Why I Support the Death Penalty for Dzhokhar Tsarnaev...

The problem is that we don’t write the law for each person individually. What accounts for one accounts for them all. It matters because there isn’t a way - or at least a workable way that I can see - to have a “Oh, we’re damn sure on this guy, fry him” law that couldn’t also affect people innocent of the charges. Or grant that power to judges to decide.

The argument is applicable because there isn’t a “what is the sentence for the certainty of the crimes that this one guy did” law in the books. Law isn’t specific to one conviction. We only have one “net”; it has to work for every case. Want to make sure it has absolutely no holes at all? You can do that. But then the actually innocent people won’t have a way out, either.

Damn. Check a dictionary.

So it takes courage to kill a prisoner, does it? Interesting.

Sure we do. We just repeat over and over again that “They’re guilty!”

Cameron Todd Willingham.

http://www.washingtonpost.com/sf/national/2014/08/03/fresh-doubts-over-a-texas-execution/

What I would like to see is Tsarnaev to get life, and every 5 years blow off another of his limbs.

Stake him out on an ant hill and let the relatives of victims peel his skin off with razor blades.
:rolleyes:

How is this unique to to Dzhokhar Tsarnev? Basically you are saying you support the Death Penalty and it has nothing to do with the Boston Marathon Bomber.

So, why bring that up?

Willingham was guilty.

Pretty good predictive powers there, Typo.

Personally I don’t think he should get the death penalty because I have yet to see clear evidence of him planting a bomb.

I probably am not understanding your argument, but it sounds like you are extending the notion that we can’t execute people who are absolutely, positively guilty because there might be others who are not really guilty. Again, I don’t think the argument applies to those who are absolutely, posititvely guilty - it has to do with others who are only guility beyond a reasonable doubt.

And your argument that making sure there are absolutely no holes in a law is necessary only works if aboltion of the DP meant that nobody would ever be wrongfully sentenced to life without parole, and nobody who was sentenced to life without parole ever killed anyone else. There are at least as many cases of murderers who were not executed who went on to kill again as people who were wrongly executed, at least in the last fifty years or so.

IOW if you “want to make sure it has absolutely no holes at all”, innocent people will die either way. Therefore the best alternative is to implement the system whereby the least number of innocents die.
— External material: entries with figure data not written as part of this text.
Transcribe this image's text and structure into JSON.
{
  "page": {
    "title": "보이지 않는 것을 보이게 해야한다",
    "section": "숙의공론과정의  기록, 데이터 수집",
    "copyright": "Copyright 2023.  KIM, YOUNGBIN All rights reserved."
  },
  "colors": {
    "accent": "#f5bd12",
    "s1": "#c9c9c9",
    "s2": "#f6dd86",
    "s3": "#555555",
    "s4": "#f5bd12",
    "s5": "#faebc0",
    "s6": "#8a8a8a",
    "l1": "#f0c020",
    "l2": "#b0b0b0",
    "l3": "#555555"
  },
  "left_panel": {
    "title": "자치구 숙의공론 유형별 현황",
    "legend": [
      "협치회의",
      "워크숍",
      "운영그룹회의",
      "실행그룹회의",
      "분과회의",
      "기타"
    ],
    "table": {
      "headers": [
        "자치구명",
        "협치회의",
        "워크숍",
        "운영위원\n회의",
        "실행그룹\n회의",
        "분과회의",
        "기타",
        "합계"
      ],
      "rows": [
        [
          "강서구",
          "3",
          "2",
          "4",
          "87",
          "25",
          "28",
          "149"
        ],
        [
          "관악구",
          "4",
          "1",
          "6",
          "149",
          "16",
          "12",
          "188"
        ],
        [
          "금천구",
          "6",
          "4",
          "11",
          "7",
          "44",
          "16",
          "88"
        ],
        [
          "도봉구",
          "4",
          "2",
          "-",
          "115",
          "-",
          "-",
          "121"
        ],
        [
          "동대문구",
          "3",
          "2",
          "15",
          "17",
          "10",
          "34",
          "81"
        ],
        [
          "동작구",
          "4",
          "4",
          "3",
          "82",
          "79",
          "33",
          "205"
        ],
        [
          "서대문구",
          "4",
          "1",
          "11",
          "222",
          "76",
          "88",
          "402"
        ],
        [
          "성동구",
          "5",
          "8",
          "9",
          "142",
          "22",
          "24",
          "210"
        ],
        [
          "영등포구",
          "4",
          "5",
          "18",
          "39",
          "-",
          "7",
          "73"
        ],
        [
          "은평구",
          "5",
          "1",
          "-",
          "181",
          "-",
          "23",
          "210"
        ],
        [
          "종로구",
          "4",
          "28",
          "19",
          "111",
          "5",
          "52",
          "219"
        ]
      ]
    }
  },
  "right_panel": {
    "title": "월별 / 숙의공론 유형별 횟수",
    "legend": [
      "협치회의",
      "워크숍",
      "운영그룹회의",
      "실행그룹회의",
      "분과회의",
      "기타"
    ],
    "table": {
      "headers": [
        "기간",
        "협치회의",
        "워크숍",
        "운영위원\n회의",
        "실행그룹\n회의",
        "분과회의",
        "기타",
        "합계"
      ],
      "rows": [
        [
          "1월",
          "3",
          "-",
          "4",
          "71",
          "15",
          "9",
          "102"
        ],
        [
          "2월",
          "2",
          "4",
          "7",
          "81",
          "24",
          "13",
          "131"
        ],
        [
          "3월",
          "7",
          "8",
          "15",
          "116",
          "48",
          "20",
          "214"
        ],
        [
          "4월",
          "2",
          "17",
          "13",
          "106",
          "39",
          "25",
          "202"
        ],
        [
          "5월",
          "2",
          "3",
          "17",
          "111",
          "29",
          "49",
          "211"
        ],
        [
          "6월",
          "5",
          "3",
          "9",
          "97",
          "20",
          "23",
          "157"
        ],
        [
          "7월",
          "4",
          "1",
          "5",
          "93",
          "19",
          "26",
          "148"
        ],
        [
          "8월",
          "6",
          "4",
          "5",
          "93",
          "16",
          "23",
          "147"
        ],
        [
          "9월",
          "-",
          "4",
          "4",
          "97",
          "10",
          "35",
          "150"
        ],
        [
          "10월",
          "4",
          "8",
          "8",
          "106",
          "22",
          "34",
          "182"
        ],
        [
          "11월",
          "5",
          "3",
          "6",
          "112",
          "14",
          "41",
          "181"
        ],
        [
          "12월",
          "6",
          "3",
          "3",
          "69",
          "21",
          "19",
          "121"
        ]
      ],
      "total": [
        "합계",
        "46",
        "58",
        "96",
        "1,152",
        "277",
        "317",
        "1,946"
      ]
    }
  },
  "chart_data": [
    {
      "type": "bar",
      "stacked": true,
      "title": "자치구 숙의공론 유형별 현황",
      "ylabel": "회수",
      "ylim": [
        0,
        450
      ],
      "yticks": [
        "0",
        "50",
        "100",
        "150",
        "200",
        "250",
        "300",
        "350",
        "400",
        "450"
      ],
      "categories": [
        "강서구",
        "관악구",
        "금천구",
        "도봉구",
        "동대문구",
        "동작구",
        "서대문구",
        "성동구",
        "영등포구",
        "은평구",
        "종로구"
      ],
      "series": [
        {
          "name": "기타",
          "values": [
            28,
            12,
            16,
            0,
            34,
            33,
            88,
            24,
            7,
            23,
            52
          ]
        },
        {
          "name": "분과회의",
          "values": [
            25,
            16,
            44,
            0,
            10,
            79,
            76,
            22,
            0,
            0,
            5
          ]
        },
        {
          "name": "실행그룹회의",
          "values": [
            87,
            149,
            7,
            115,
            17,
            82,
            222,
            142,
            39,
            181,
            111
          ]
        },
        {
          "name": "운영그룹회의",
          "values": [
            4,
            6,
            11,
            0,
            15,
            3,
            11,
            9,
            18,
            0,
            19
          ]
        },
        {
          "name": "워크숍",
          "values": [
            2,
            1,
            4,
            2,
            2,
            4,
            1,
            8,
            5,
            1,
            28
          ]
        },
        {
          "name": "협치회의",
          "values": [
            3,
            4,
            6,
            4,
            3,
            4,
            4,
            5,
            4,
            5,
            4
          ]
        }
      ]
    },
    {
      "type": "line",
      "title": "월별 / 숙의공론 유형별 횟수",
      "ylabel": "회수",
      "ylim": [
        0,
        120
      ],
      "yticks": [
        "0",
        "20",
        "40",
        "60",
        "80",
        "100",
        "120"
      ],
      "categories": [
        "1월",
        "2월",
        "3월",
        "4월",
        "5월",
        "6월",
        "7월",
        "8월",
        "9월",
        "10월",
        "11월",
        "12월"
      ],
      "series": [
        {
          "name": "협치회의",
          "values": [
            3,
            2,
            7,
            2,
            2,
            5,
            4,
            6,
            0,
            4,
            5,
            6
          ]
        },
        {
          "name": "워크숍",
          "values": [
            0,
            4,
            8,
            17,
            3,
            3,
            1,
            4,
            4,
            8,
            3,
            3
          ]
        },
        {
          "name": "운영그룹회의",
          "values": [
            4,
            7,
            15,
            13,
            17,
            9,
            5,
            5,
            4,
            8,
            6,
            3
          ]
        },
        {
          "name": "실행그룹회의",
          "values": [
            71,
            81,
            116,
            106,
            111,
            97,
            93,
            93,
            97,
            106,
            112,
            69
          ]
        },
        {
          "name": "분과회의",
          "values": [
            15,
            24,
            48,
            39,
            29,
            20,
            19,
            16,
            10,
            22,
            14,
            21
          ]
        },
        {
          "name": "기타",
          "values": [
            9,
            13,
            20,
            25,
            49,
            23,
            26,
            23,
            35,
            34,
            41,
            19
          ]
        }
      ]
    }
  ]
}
We use the DP in the current system - rarely and after long delays, but occasionally - and under that system, one innocent person was executed (maybe ). But we don’t usually execute, and thus Robert Stroud and Ed Wein and Ed Kemp and Arthur Shawcross (and many others) went on to kill again.

Regards,
Shodan

I think the argument (which I agree with) is that there is no legal method we can conceive of to separate those who are “absolutely, positively guilty” from those who are less certainly guilty in terms of the death penalty. There’s no way to only 100% guaranteed apply the death penalty to the “absolutely, positively guilty”.

I don’t apply the same reason to life without parole, since that is reversible – new evidence can be found and brought to light, pardons can be issued, etc.

But every person who voted guilty on a jury believed the defendant to be absolutely, positively guilty.

Only beyond a *reasonable *doubt, not *all possible *doubt.

We execute people when there is possible doubt they are not guilty?

Legalese for a juror may not be certain, but the prosecutor is, so vote guilty.

Not often. We do find people guilty when doubt is possible but not, according to the jury or judge, reasonable.

Um, what?

It seems to me that it tilts towards a guilty verdict. I wouldn’t vote a guy guilty of a parking ticket if there were possible doubt. It seems to me to be a legal term invented to cause a juror with a small amount of doubt to vote guilty.

Possible =/= reasonable. You vote guilty if it’s beyond merely a reasonable doubt.

Not sure what your problem is.

If there is a possible doubt, I wouldn’t vote guilty. The guy may be innocent.